Bis spät in die Nacht hinein blieb auf dem Sondergipfel die Hoffnung aufrecht, dass es doch noch zu einer Einigung kommt und kein weiterer Gipfel nötig ist. Ein Dämpfer kam dann aber noch von Italiens Ministerpräsident Giuseppe Conte, der direkt die „sparsamen Vier“ angriff und ihnen vorwarf, kein Interesse an einer schnellen Lösung zu finden: „Wir befinden uns in einem Patt.“

Pommesstand und Dachterrasse

Auch wenn das Gipfel-Thema ein sehr ernstes ist, muss doch Zeit sein für etwas Kurzweil. Das begann schon am Freitag, als alle auf Angela Merkel und António Costa anstießen: die deutsche Kanzlerin und der portugiesische Regierungschef hatten Geburtstag, dazu kam noch allgemeine Begeisterung über die dänische Ministerpräsidentin Mette Frederiksen, die am Mittwoch erst geheiratet hat.

Der Gipfel offenbarte auch eines der Geheimnisse des Ratsgebäudes: Es hat offensichtlich auch eine schicke Dachterrasse. Schaut aus wie beim noblen Heurigen und scheint bestens geeignet als Gesprächsort – hier hielt Ratspräsident Charles Michel Hof und empfing der Reihe nach Staats- und Regierungschefs.
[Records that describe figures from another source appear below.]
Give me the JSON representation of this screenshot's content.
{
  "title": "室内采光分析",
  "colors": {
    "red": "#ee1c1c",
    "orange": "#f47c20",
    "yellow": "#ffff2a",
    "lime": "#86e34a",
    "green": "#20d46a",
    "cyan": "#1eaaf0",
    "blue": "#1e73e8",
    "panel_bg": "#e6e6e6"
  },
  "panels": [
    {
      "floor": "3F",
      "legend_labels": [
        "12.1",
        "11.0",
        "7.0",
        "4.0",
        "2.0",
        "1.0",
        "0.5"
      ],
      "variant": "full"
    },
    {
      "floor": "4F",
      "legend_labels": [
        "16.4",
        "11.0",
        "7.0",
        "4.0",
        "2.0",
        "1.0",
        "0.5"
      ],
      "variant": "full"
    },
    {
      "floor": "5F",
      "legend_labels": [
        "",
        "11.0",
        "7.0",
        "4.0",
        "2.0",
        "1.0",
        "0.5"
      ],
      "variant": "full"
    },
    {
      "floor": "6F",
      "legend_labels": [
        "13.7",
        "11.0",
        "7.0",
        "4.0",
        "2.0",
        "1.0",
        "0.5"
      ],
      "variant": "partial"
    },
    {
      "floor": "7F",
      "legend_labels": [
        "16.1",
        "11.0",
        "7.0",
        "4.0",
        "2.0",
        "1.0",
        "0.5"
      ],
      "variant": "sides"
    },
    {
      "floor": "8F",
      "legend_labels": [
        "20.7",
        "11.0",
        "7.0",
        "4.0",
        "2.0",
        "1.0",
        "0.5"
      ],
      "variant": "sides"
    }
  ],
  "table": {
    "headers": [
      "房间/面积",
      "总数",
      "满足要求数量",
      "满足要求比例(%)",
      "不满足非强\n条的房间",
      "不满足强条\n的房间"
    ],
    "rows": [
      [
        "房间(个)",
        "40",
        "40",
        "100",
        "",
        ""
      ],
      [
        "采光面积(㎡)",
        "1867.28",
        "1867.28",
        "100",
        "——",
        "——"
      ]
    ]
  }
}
Gemütlich wie beim Nobelheurigen: Verhandlungsrunde auf der Dachterrasse
Gemütlich wie beim Nobelheurigen: Verhandlungsrunde auf der Dachterrasse © AFP

Die derart entstandenen Gipfelpausen nutzte so mancher, um ein wenig auszubrechen. Die belgische Premierministerin Sophie Wilmès konnte als „Hausherrin“ gar nicht anders und entführte eine ganze Partie Staatenlenker zum belgischen Nationalheiligtum, einer „Frittenbude“ vulgo Pommesstandl. Den schönen Tag und die Pommes genossen Xavier Bettel (Luxemburg), Robert Abela (Malta) und Jüri Ratas (Estland).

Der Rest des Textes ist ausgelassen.